Tellurium Electron Configuration
Reference for tellurium's electron configuration ([Kr] 4d¹⁰ 5s² 5p⁴), orbital box diagram, and key atomic data for Te (Z=52).
Tellurium — Electron Configuration
Atomic number 52 · Metalloid (chalcogen) · Period 5, Group 16 · p-block
Full Configuration
1s² 2s² 2p⁶ 3s² 3p⁶ 3d¹⁰ 4s² 4p⁶ 4d¹⁰ 5s² 5p⁴
All subshells written explicitly — 52 electrons total.
Noble-Gas Shorthand
[Kr] 4d¹⁰ 5s² 5p⁴
[Kr] = 1s²…4p⁶ (krypton's filled core, Z=36).
Valence Electrons
5s² 5p⁴ = 6
Two paired in 5s; four in 5p with 2 unpaired (Hund's rule).
Subshell Breakdown
| Subshell | Type | Electrons | Max Capacity | Notation |
|---|---|---|---|---|
| 1s | s orbital, shell n=1 | 2 | 2 | 1s² |
| 2s | s orbital, shell n=2 | 2 | 2 | 2s² |
| 2p | p orbitals, shell n=2 | 6 | 6 | 2p⁶ |
| 3s | s orbital, shell n=3 | 2 | 2 | 3s² |
| 3p | p orbitals, shell n=3 | 6 | 6 | 3p⁶ |
| 3d | d orbitals, shell n=3 | 10 | 10 | 3d¹⁰ |
| 4s | s orbital, shell n=4 | 2 | 2 | 4s² |
| 4p | p orbitals, shell n=4 | 6 | 6 | 4p⁶ |
| 4d | d orbitals, shell n=4 | 10 | 10 | 4d¹⁰ |
| 5s | s orbital, shell n=5 | 2 | 2 | 5s² |
| 5p | p orbitals, shell n=5 | 4 | 6 | 5p⁴ |
| Total | 52 | |||
Shell Fill Summary
Shell 5 can hold up to 50 electrons (5s + 5p + 5d + 5f + 5g). Tellurium uses 6 — the 5s² and 5p⁴ slots. The next element, iodine (Z=53), adds one more 5p electron to reach 5p⁵.
Group 16 Chalcogens — Same Valence Shell Pattern
| Element | Z | Noble-Gas Config. | Valence |
|---|---|---|---|
| Oxygen (O) | 8 | [He] 2s² 2p⁴ | 6 |
| Sulfur (S) | 16 | [Ne] 3s² 3p⁴ | 6 |
| Selenium (Se) | 34 | [Ar] 3d¹⁰ 4s² 4p⁴ | 6 |
| Tellurium (Te) | 52 | [Kr] 4d¹⁰ 5s² 5p⁴ | 6 |
| Polonium (Po) | 84 | [Xe] 4f¹⁴ 5d¹⁰ 6s² 6p⁴ | 6 |
Summary
Reference for tellurium's electron configuration ([Kr] 4d¹⁰ 5s² 5p⁴), orbital box diagram, and key atomic data for Te (Z=52).
How it works
- The Aufbau principle fills subshells in order of increasing energy: …4s → 3d → 4p → 5s → 4d → 5p.
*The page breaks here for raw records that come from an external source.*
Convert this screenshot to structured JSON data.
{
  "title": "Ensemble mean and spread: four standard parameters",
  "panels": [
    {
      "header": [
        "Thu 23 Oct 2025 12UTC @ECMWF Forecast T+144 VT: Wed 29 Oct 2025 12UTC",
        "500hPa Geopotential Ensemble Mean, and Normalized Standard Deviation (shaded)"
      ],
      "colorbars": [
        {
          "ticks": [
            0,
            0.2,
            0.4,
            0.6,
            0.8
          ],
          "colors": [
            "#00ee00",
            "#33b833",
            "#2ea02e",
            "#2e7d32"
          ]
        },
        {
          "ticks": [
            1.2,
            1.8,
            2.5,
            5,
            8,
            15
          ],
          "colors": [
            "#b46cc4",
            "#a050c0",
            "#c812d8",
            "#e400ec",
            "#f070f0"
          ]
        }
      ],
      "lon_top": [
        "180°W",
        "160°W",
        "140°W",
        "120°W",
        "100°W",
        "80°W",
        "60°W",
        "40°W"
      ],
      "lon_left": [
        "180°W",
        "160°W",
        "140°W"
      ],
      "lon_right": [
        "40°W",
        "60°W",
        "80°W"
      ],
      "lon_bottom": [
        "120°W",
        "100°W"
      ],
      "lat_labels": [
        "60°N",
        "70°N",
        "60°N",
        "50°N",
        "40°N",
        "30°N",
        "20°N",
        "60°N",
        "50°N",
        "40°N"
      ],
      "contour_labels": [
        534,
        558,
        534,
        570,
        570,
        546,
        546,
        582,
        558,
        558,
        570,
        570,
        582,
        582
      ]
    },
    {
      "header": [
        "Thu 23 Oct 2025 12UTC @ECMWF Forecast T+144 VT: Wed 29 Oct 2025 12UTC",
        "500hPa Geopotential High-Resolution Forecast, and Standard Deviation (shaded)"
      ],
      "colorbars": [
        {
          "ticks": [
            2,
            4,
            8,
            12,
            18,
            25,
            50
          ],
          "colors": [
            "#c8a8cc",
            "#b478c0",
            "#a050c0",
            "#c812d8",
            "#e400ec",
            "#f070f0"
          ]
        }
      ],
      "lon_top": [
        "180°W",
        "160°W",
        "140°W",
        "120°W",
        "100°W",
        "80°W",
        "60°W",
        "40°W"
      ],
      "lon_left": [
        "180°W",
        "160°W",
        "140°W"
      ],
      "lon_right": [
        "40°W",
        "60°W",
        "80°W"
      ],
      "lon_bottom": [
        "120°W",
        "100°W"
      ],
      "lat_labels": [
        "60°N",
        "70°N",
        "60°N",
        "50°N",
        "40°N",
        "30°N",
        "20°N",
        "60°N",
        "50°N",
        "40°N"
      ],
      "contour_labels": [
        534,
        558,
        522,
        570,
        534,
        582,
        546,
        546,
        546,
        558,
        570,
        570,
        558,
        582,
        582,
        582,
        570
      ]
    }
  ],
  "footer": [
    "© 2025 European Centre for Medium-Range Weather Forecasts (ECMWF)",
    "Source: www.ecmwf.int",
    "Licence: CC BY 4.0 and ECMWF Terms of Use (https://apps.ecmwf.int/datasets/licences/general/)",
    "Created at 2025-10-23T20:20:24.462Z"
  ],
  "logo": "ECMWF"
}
- Tellurium (Z=52) follows the standard filling order with no anomalies — all 52 electrons occupy the expected subshells.
- The krypton core ([Kr], Z=36) accounts for electrons 1–36; the remaining 16 electrons fill 4d¹⁰ 5s² 5p⁴.
- The 5p subshell holds 4 electrons across 3 orbitals: two paired and two unpaired (Hund's rule), giving two unpaired spins.
- Noble-gas shorthand replaces the krypton core with [Kr], leaving [Kr] 4d¹⁰ 5s² 5p⁴ as the standard abbreviated form.
- The 6 valence electrons (5s² 5p⁴) make tellurium a chalcogen; it is isoelectronic in its valence shell with sulfur and selenium.
Use cases
- Quick reference for chemistry homework on Period 5 elements and Group 16 chalcogens.
- Understand how tellurium's 5p⁴ arrangement gives it 6 valence electrons and typical −2 oxidation state.
- Visualize orbital filling for Period 5 p-block elements using the orbital box diagram.
- Compare tellurium to sulfur and selenium — the Group 16 chalcogen family.
- Teaching aid for Hund's rule, p-block filling, and metalloid properties.
- Reference for CdTe solar cell and Bi₂Te₃ thermoelectric materials chemistry.
- Verify quantum numbers for the outermost subshells of tellurium (5s and 5p).